The Guardsman Who Dropped It, Tatler 1 December 1922 © H M Bateman Designs
I returned to quarters to await further orders.  The company was still on parade but in the hut one lone figure was lounging on his bed.  During my brief career coincidence was always around the corner.  Those distant yet personal connections with Forster and Bradley were happy ones but the situation which now confronted me was disturbing.  The lounger on the bed sat up, glad to find he had company.  “Hello chum, what are you here for?”  I explained briefly what had happened and held up my three fingers.  In turn he held up his right hand minus the little finger!  I shall never forget his exact words, “Blimey chum, what yer fink we’ll get for it?”.  I was too shocked and disgusted to reply and went outside for fresh air, conscious that for the rest of my life strangers would suspiciously eye the missing member on my right hand and naturally, perhaps, think in terms of SIW (self-inflicted wound).  My expectations were very soon to be confirmed.  Unfortunately SIWs were all too common in 1917 and I came across several in the convalescent hospital.  Toes appeared to be a favourite target and strangely enough the perpetrators boasted of their cleverness.

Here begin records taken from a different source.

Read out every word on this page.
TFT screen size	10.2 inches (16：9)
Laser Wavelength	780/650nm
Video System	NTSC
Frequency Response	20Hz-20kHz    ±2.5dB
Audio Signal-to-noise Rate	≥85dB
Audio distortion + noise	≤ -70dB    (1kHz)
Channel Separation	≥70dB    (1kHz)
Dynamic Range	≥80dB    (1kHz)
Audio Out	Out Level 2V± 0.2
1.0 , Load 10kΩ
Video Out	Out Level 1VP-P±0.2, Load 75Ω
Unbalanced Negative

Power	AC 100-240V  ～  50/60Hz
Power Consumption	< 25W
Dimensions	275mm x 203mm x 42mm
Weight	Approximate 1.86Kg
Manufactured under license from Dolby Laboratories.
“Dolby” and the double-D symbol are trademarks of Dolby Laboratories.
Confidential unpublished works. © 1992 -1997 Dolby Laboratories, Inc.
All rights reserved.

"In the British army during World War I, the maximum penalty for a self-inflicted wound ("Wilfully maiming himself with intent to render himself unfit for service" as it was described) under Section 18 of the Army Act 1881 was imprisonment, rather than capital punishment. In the British Army, some 3,894 men were found guilty, and were sent to prison for lengthy periods."
From the Wikipedia entry for Self-Inflicted Wound

What happened eventually to the lad in the hut on Wimbledon Common I know not but I never saw him in custody, as I might very well have expected, since on the following day I was appointed camp policeman.  My orders were to parade around the whole camp in light fatigues armed with a long cane during the hours from ‘Reveille’ to ‘Lights Out’ with no need to report to higher authority.  I interpreted this as an instruction to “get lost”.  I soon wearied of the constant perambulation of the camp with no tangible result to the responsibility thrust upon me and gladly accepted the freedom of the evenings to while away a few hours drinking tea in the YMCA.

15th December 1917

I attended a medical board somewhere in the Sloane Square district.  Seated at a large table with his back towards me was an elderly surgeon perusing my medical dossier.  Meantime his two very young assistants spotted my maimed hand and I noted a glint of interest in their faces.  The questions came thick and fast.  “Where was I when ‘it’ happened?”  “What caused it?”  “How far away did the shell burst?”  “At what angle?”  “Did anyone else see it?”  They plugged away unceasingly with their questions.  The less I said the more convinced they were that their victim himself pulled the trigger.  At last the old man at the desk turned round and spoke to the two young enthusiasts.  “Never mind that now you two, let’s have a look at the stomach wound.”  I was not sure who most enjoyed the discomfiture of my two red-faced inquisitors, the man at the desk or myself.

It was near midnight when I arrived back into camp by a devious route and crawled into bed.